Akzo Nobel abandons a standard 36-hour week
Download article in original language : NL9703108NNL.DOC
Akzo Nobel has announced that it will not observe its 1995 collective agreement and that it will abandon the introduction of a standard 36-hour week as of 1 July 1997. Its new proposals have divided the unions.
In advance of opening negotiations with the trade unions, Akzo Nobel, the Netherlands' largest chemicals company, adopted its position on the introduction of a flexible average 36-hour week from 1 July 1997. Previously, Industriebond FNV, the industrial workers' union affiliated to the Dutch Federation of Trade Unions (FNV), had announced that the provisions on an average 36-hour week in the 1995 collective agreement would have to be implemented, because experiments had revealed its positive effects on both employment and efficient business management (according to an evaluation by the consultants, Basis & Beleid). Consequently, in the opinion of Industriebond FNV, the conditions required for reductions in working time, as set out in the 1995 accord, had been met (Record NL9702105N).

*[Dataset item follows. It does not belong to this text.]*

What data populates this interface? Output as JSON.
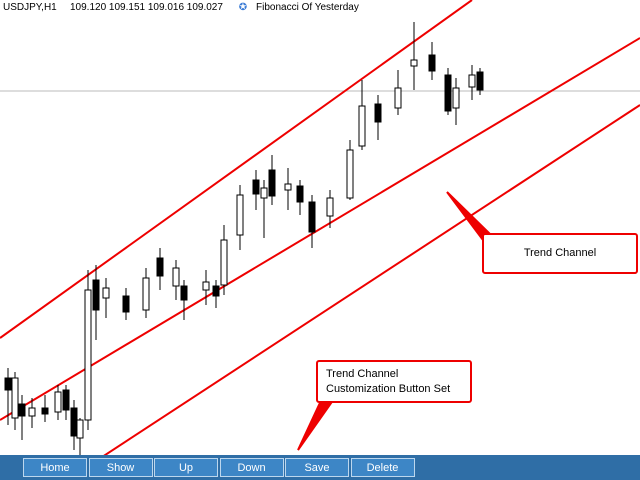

Akzo, however, is seriously concerned about the disadvantages entailed by reductions in working time. Above all, the company thinks the model is insufficiently thought out. In particular, management expects to encounter difficulties in drawing up flexible, average 36-hour rosters. Furthermore, the Basis & Beleid report has shown that the model did not favourably affect business management 20% of the time and did not increase employment 40% of the time. Since these problems appear to run throughout the company, a simple solution, such as exempting particular departments, is ruled out.
Specifically, management has now proposed the following:
- an equal pay rise for all employees on 1 July 1997;
- employees to decide for themselves whether or not they wish to work a 36-hour week on full pay (compared with their pay level on 30 June 1997); and
- replacing the existing overtime agreement for day- and shift-workers (which provides only for monetary compensation) with an agreement allowing time off in lieu.
A letter to this effect was sent to the union leaders concerned on 13 March 1997. The unions are divided over the issue.
Industriebond FNV and Industrie en Voedingsbond CNV, the industrial and foodworkers' union affiliated to the Christian National Federation of Trade Unions (CNV) intend to hold Akzo to its promise. They refuse to reconsider the collective agreement. The union for professional and managerial staff at AKZO (VHP-KZO) and the union for industry and services (de Unie), however, seem to agree with AKZO's position.
On 24 March, the first talks between Akzo and the unions failed to produce any results. The parties were due to make a final attempt to come to an agreement on 7 April. Industrie en Voedingsbond CNV has already proclaimed that if the parties are not successful it will take Akzo to court.
"Arbeidsduurdifferentiatie & flexibele werktijden. Evaluatie van 124 experimenten bij AKZO NOBEL in Nederland" ("Working time differentiation and flexible working hours. Evaluation of 124 experiments at AKZO NOBEL in the Netherlands", Basis & Beleid (February 1997).